Should we extend our observations so as to include the cats of Boston and Philadelphia and San Francisco, the animals would probably vary over a wider range, but they would be so similar to New York cats in their make-up that we would have no difficulty in regarding them and all the others of the United States as the descendants of a single pairs of ancestors, perhaps brought over in the "Mayflower." But why does this view seem justified? Because experience has taught us that the living things which resemble each other most closely are those which are most intimately bound by ties of blood and common heritage. It is "natural" for relatives to resemble one another more than persons not related, and for brothers and sisters to be more alike than cousins. Science does not refer to something outside everyday observation when it states that the possession by two animals of a great body of similar characters beneath their minor differences is an indication of their common ancestry.

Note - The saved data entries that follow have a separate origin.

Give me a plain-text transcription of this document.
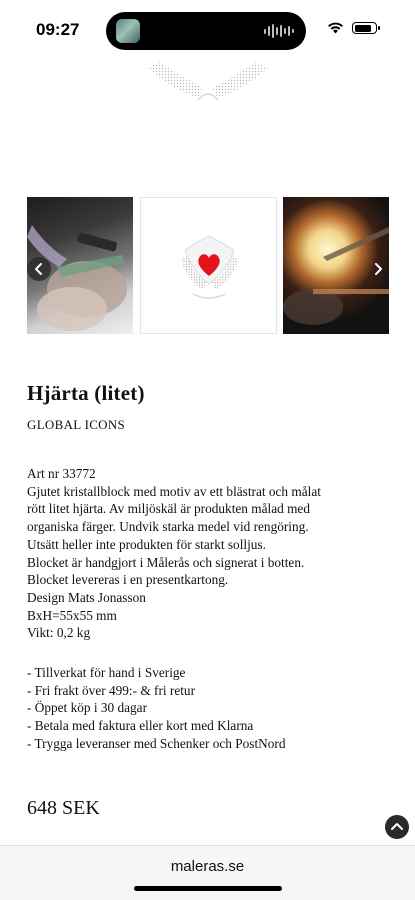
09:27
Hjärta (litet)
GLOBAL ICONS

Art nr 33772

Gjutet kristallblock med motiv av ett blästrat och målat

rött litet hjärta. Av miljöskäl är produkten målad med

organiska färger. Undvik starka medel vid rengöring.

Utsätt heller inte produkten för starkt solljus.

Blocket är handgjort i Målerås och signerat i botten.

Blocket levereras i en presentkartong.

Design Mats Jonasson

BxH=55x55 mm

Vikt: 0,2 kg

- Tillverkat för hand i Sverige
- Fri frakt över 499:- & fri retur
- Öppet köp i 30 dagar
- Betala med faktura eller kort med Klarna
- Trygga leveranser med Schenker och PostNord
648 SEK
maleras.se
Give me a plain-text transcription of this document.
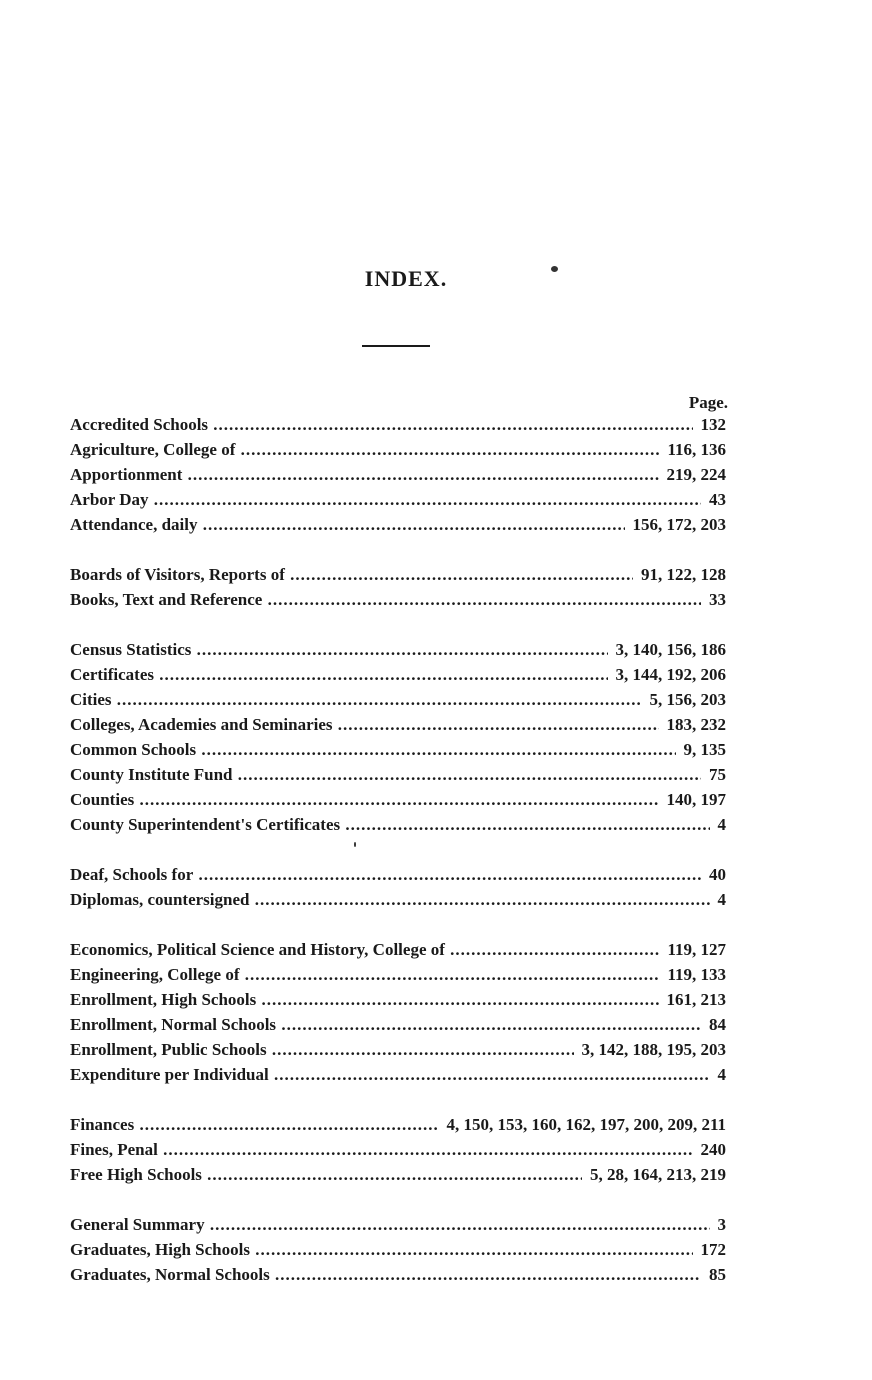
INDEX.
Page.
Accredited Schools .....	132
Agriculture, College of .....	116, 136
Apportionment .....	219, 224
Arbor Day .....	43
Attendance, daily .....	156, 172, 203
Boards of Visitors, Reports of .....	91, 122, 128
Books, Text and Reference .....	33
Census Statistics .....	3, 140, 156, 186
Certificates .....	3, 144, 192, 206
Cities .....	5, 156, 203
Colleges, Academies and Seminaries .....	183, 232
Common Schools .....	9, 135
County Institute Fund .....	75
Counties .....	140, 197
County Superintendent's Certificates .....	4
Deaf, Schools for .....	40
Diplomas, countersigned .....	4
Economics, Political Science and History, College of .....	119, 127
Engineering, College of .....	119, 133
Enrollment, High Schools .....	161, 213
Enrollment, Normal Schools .....	84
Enrollment, Public Schools .....	3, 142, 188, 195, 203
Expenditure per Individual .....	4
Finances .....	4, 150, 153, 160, 162, 197, 200, 209, 211
Fines, Penal .....	240
Free High Schools .....	5, 28, 164, 213, 219
General Summary .....	3
Graduates, High Schools .....	172
Graduates, Normal Schools .....	85
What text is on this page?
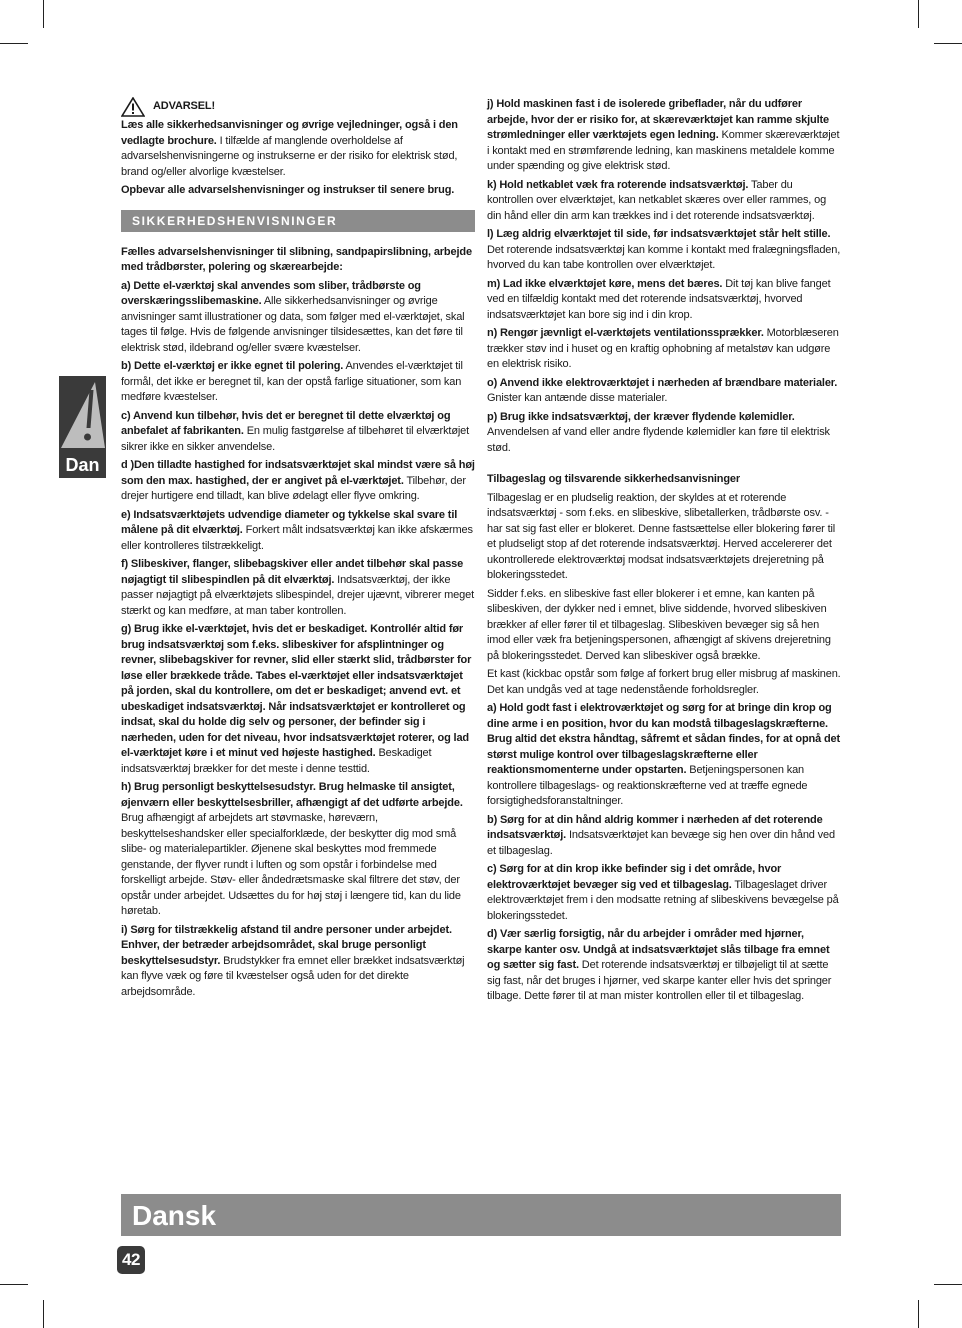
ADVARSEL!

Læs alle sikkerhedsanvisninger og øvrige vejledninger, også i den vedlagte brochure. I tilfælde af manglende overholdelse af advarselshenvisningerne og instrukserne er der risiko for elektrisk stød, brand og/eller alvorlige kvæstelser.

Opbevar alle advarselshenvisninger og instrukser til senere brug.

SIKKERHEDSHENVISNINGER

Fælles advarselshenvisninger til slibning, sandpapirslibning, arbejde med trådbørster, polering og skærearbejde:

a) Dette el-værktøj skal anvendes som sliber, trådbørste og overskæringsslibemaskine. Alle sikkerhedsanvisninger og øvrige anvisninger samt illustrationer og data, som følger med el-værktøjet, skal tages til følge. Hvis de følgende anvisninger tilsidesættes, kan det føre til elektrisk stød, ildebrand og/eller svære kvæstelser.

b) Dette el-værktøj er ikke egnet til polering. Anvendes el-værktøjet til formål, det ikke er beregnet til, kan der opstå farlige situationer, som kan medføre kvæstelser.

c) Anvend kun tilbehør, hvis det er beregnet til dette elværktøj og anbefalet af fabrikanten. En mulig fastgørelse af tilbehøret til elværktøjet sikrer ikke en sikker anvendelse.

d )Den tilladte hastighed for indsatsværktøjet skal mindst være så høj som den max. hastighed, der er angivet på el-værktøjet. Tilbehør, der drejer hurtigere end tilladt, kan blive ødelagt eller flyve omkring.

e) Indsatsværktøjets udvendige diameter og tykkelse skal svare til målene på dit elværktøj. Forkert målt indsatsværktøj kan ikke afskærmes eller kontrolleres tilstrækkeligt.

f) Slibeskiver, flanger, slibebagskiver eller andet tilbehør skal passe nøjagtigt til slibespindlen på dit elværktøj. Indsatsværktøj, der ikke passer nøjagtigt på elværktøjets slibespindel, drejer ujævnt, vibrerer meget stærkt og kan medføre, at man taber kontrollen.

g) Brug ikke el-værktøjet, hvis det er beskadiget. Kontrollér altid før brug indsatsværktøj som f.eks. slibeskiver for afsplintninger og revner, slibebagskiver for revner, slid eller stærkt slid, trådbørster for løse eller brækkede tråde. Tabes el-værktøjet eller indsatsværktøjet på jorden, skal du kontrollere, om det er beskadiget; anvend evt. et ubeskadiget indsatsværktøj. Når indsatsværktøjet er kontrolleret og indsat, skal du holde dig selv og personer, der befinder sig i nærheden, uden for det niveau, hvor indsatsværktøjet roterer, og lad el-værktøjet køre i et minut ved højeste hastighed. Beskadiget indsatsværktøj brækker for det meste i denne testtid.

h) Brug personligt beskyttelsesudstyr. Brug helmaske til ansigtet, øjenværn eller beskyttelsesbriller, afhængigt af det udførte arbejde. Brug afhængigt af arbejdets art støvmaske, høreværn, beskyttelseshandsker eller specialforklæde, der beskytter dig mod små slibe- og materialepartikler. Øjenene skal beskyttes mod fremmede genstande, der flyver rundt i luften og som opstår i forbindelse med forskelligt arbejde. Støv- eller åndedrætsmaske skal filtrere det støv, der opstår under arbejdet. Udsættes du for høj støj i længere tid, kan du lide høretab.

i) Sørg for tilstrækkelig afstand til andre personer under arbejdet. Enhver, der betræder arbejdsområdet, skal bruge personligt beskyttelsesudstyr. Brudstykker fra emnet eller brækket indsatsværktøj kan flyve væk og føre til kvæstelser også uden for det direkte arbejdsområde.

j) Hold maskinen fast i de isolerede gribeflader, når du udfører arbejde, hvor der er risiko for, at skæreværktøjet kan ramme skjulte strømledninger eller værktøjets egen ledning. Kommer skæreværktøjet i kontakt med en strømførende ledning, kan maskinens metaldele komme under spænding og give elektrisk stød.

k) Hold netkablet væk fra roterende indsatsværktøj. Taber du kontrollen over elværktøjet, kan netkablet skæres over eller rammes, og din hånd eller din arm kan trækkes ind i det roterende indsatsværktøj.

l) Læg aldrig elværktøjet til side, før indsatsværktøjet står helt stille. Det roterende indsatsværktøj kan komme i kontakt med fralægningsfladen, hvorved du kan tabe kontrollen over elværktøjet.

m) Lad ikke elværktøjet køre, mens det bæres. Dit tøj kan blive fanget ved en tilfældig kontakt med det roterende indsatsværktøj, hvorved indsatsværktøjet kan bore sig ind i din krop.

n) Rengør jævnligt el-værktøjets ventilationssprækker. Motorblæseren trækker støv ind i huset og en kraftig ophobning af metalstøv kan udgøre en elektrisk risiko.

o) Anvend ikke elektroværktøjet i nærheden af brændbare materialer. Gnister kan antænde disse materialer.

p) Brug ikke indsatsværktøj, der kræver flydende kølemidler. Anvendelsen af vand eller andre flydende kølemidler kan føre til elektrisk stød.

Tilbageslag og tilsvarende sikkerhedsanvisninger

Tilbageslag er en pludselig reaktion, der skyldes at et roterende indsatsværktøj - som f.eks. en slibeskive, slibetallerken, trådbørste osv. - har sat sig fast eller er blokeret. Denne fastsættelse eller blokering fører til et pludseligt stop af det roterende indsatsværktøj. Herved accelererer det ukontrollerede elektroværktøj modsat indsatsværktøjets drejeretning på blokeringsstedet.

Sidder f.eks. en slibeskive fast eller blokerer i et emne, kan kanten på slibeskiven, der dykker ned i emnet, blive siddende, hvorved slibeskiven brækker af eller fører til et tilbageslag. Slibeskiven bevæger sig så hen imod eller væk fra betjeningspersonen, afhængigt af skivens drejeretning på blokeringsstedet. Derved kan slibeskiver også brække.

Et kast (kickbac opstår som følge af forkert brug eller misbrug af maskinen. Det kan undgås ved at tage nedenstående forholdsregler.

a) Hold godt fast i elektroværktøjet og sørg for at bringe din krop og dine arme i en position, hvor du kan modstå tilbageslagskræfterne. Brug altid det ekstra håndtag, såfremt et sådan findes, for at opnå det størst mulige kontrol over tilbageslagskræfterne eller reaktionsmomenterne under opstarten. Betjeningspersonen kan kontrollere tilbageslags- og reaktionskræfterne ved at træffe egnede forsigtighedsforanstaltninger.

b) Sørg for at din hånd aldrig kommer i nærheden af det roterende indsatsværktøj. Indsatsværktøjet kan bevæge sig hen over din hånd ved et tilbageslag.

c) Sørg for at din krop ikke befinder sig i det område, hvor elektroværktøjet bevæger sig ved et tilbageslag. Tilbageslaget driver elektroværktøjet frem i den modsatte retning af slibeskivens bevægelse på blokeringsstedet.

d) Vær særlig forsigtig, når du arbejder i områder med hjørner, skarpe kanter osv. Undgå at indsatsværktøjet slås tilbage fra emnet og sætter sig fast. Det roterende indsatsværktøj er tilbøjeligt til at sætte sig fast, når det bruges i hjørner, ved skarpe kanter eller hvis det springer tilbage. Dette fører til at man mister kontrollen eller til et tilbageslag.

Dan
Dansk
42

Thus at the very outset our simple illustration establishes the most fundamental principle of comparative anatomy. Let us see how it works further. The Manx cat possesses an abbreviated tail, although in other respects it is practically the same as the familiar long-tailed form; the Angora and the Persian differ in having long hair. All of these animals are so much alike in so many respects, and so closely resemble the wild cats, that it is not unreasonable to regard them all as the descendants of the same original wild ancestors, and as the varying products of lines which branched out from the same stock in different directions and at different times. It is, in a word, their "cat-ness" which demonstrates their relationships. But common sense need not stop here. Guided by the facts of anatomical similarity, it convinces us that the dun-colored lion and puma, the striped tiger and the spotted leopard are simply cats of a larger growth whose remoter ancestry is one with that of the previously cited forms. Not until we explore and compare their several systems do we see how thoroughgoing is their uniformity in structural plan. And because reason justifies the view regarding the origin of domestic cats from wild ancestors, the evolution of all the various members of the cat tribe must be acknowledged. These animals exhibit a fundamental likeness, which, to employ a musical analogy, is the "theme" of "cat-ness," and they are so many variations of this theme.